Our second day open to the public went well today. We were a little more organised, a little less stressed, and a little more in the swing of things today.
We still had workmen on site first thing, putting up more benching, modifying Kenya’s aviary for displays, and continuing to build the main signpost that directs people to the different areas of the centre. Again the workmen were all out by opening time.
Today’s volunteers, Jo and Barry, arrived in time to help clean the aviaries and get the place ready for opening time. They have both had what training they needed to clean the enclosures on previous visits, so were ready today to work unsupervised. This was a big help to me and instead of me whizzing round everywhere doing the basics it was possible to have sections thoroughly cleaned. With around 60 aviaries at the centre it just isn’t possible for me to do a thorough clean of every one every day by myself along with everything else we have on. Fortunately the design of the aviaries was aimed at making them as low maintenance as possible so once we have a routine for everyone to work on a section at a time we will raise our standard even higher. The cleanliness and animal husbandry aspect is another area I am tending to be something of a perfectionist with, and while I’m happy with the current standards I see that there can be a lot of improvement too, in my own work and in the daily routine. That’s healthy though isn’t it?
The flying displays today went smoother than yesterday. Putting on three displays each day is something new to me, so making sure I don’t give the birds too much food in one day will be something I have to learn through trial and error. Sarabi the Milky Eagle Owl was a little heavier today than I would have liked – thanks to me rewarding her a bit too much for her wonderful first flying display yesterday! If their weight goes up to far the bird will ‘switch off’ and not be interested in flying. This is a basic fact of flying trained birds of prey daily. We do have enough birds to switch them round, take one off the team due to being overweight and replace it with a different bird, but at the moment we just have a core ‘A Team’ ready and trained up. Others are in training – Prince the Ashy Faced Owl is getting more reliable and stronger in flight with each day in training for example.
We flew all the same birds today as yesterday, and today their performances were more confident. Lofty is still a little gem as he is so active and makes the most of flying round and round the whole arena. Hosking thrilled more people by skimming just inches over their heads today and Oulu the Great Grey was a lot steadier than yesterday, a spectacular bird in flight.

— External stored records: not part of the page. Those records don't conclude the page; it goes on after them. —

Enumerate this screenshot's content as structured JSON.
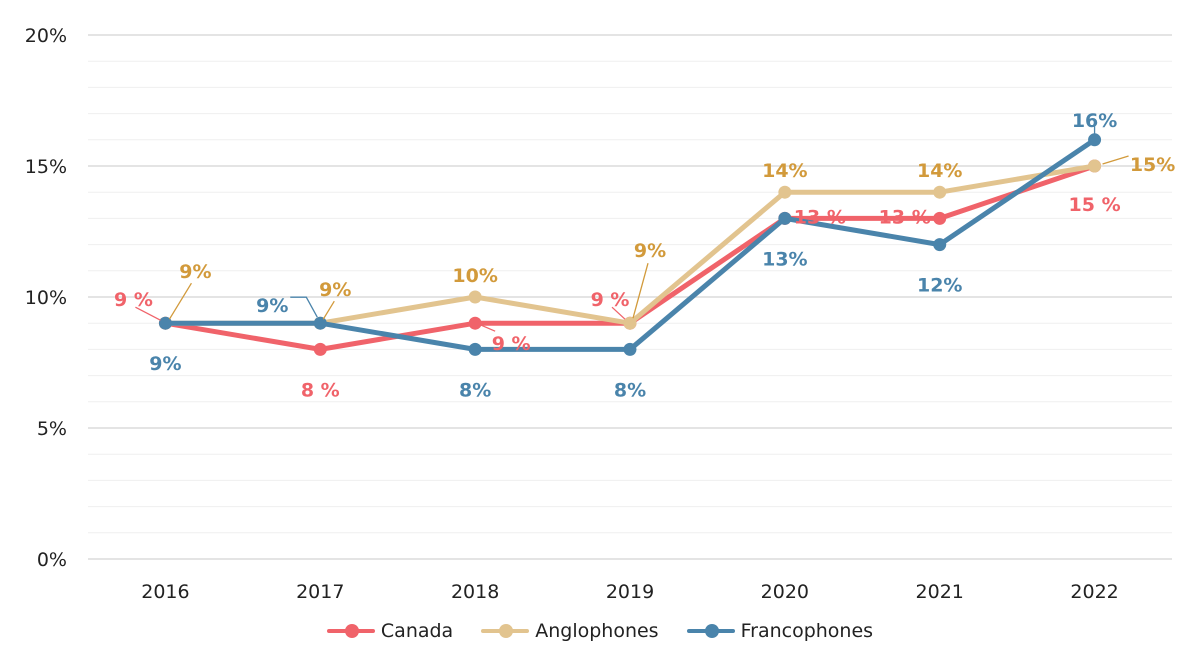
{
  "chart_data": {
    "type": "line",
    "categories": [
      "2016",
      "2017",
      "2018",
      "2019",
      "2020",
      "2021",
      "2022"
    ],
    "ylim": [
      0,
      20
    ],
    "yticks": [
      0,
      5,
      10,
      15,
      20
    ],
    "ytick_labels": [
      "0%",
      "5%",
      "10%",
      "15%",
      "20%"
    ],
    "grid": true,
    "legend_position": "bottom",
    "series": [
      {
        "name": "Canada",
        "color": "#f0636a",
        "values": [
          9,
          8,
          9,
          9,
          13,
          13,
          15
        ],
        "labels": [
          "9 %",
          "8 %",
          "9 %",
          "9 %",
          "13 %",
          "13 %",
          "15 %"
        ]
      },
      {
        "name": "Anglophones",
        "color": "#e2c48f",
        "label_color": "#d29a3b",
        "values": [
          9,
          9,
          10,
          9,
          14,
          14,
          15
        ],
        "labels": [
          "9%",
          "9%",
          "10%",
          "9%",
          "14%",
          "14%",
          "15%"
        ]
      },
      {
        "name": "Francophones",
        "color": "#4a84ab",
        "values": [
          9,
          9,
          8,
          8,
          13,
          12,
          16
        ],
        "labels": [
          "9%",
          "9%",
          "8%",
          "8%",
          "13%",
          "12%",
          "16%"
        ]
      }
    ]
  }
}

My favourites today were Tiger the Brown Wood Owl, who was on photo duty again, and Sarabi. Yesterday we discovered that Tiger likes being tickled on top of her head, and I mean REALLY likes it! So much that she starts to fall asleep on the glove! She was popular with people for photos today and behaved really well for Jo and our visitors. Sarabi was good for photos too but it was her afternoon flying display that pleased me the most. She flew without much hesitation today and was much bolder. She flew up to the high corner perch a couple of times, and once comfortable with it actually flew from up there diagonally across people’s heads to my glove as I stood in one of the opposite aisles. Just at the last second she shied away from my glove, swerved away, and landed unexpectedly on a bench in front of a group of startled visitors! I could see that she wasn’t in a panic so played on this new situation to see what she might do next. I strolled over to sit at the other end of the bench and held out some food to her. Rather than fly over she walked with a comical waddle to take the food delicately in her bill. I do love improvising and this was just comical. I don’t know who loved this part of the show the most; the audience or me! Sarabi is such a good owl and every day working with her is a pleasure.
I wonder what tomorrow will bring us?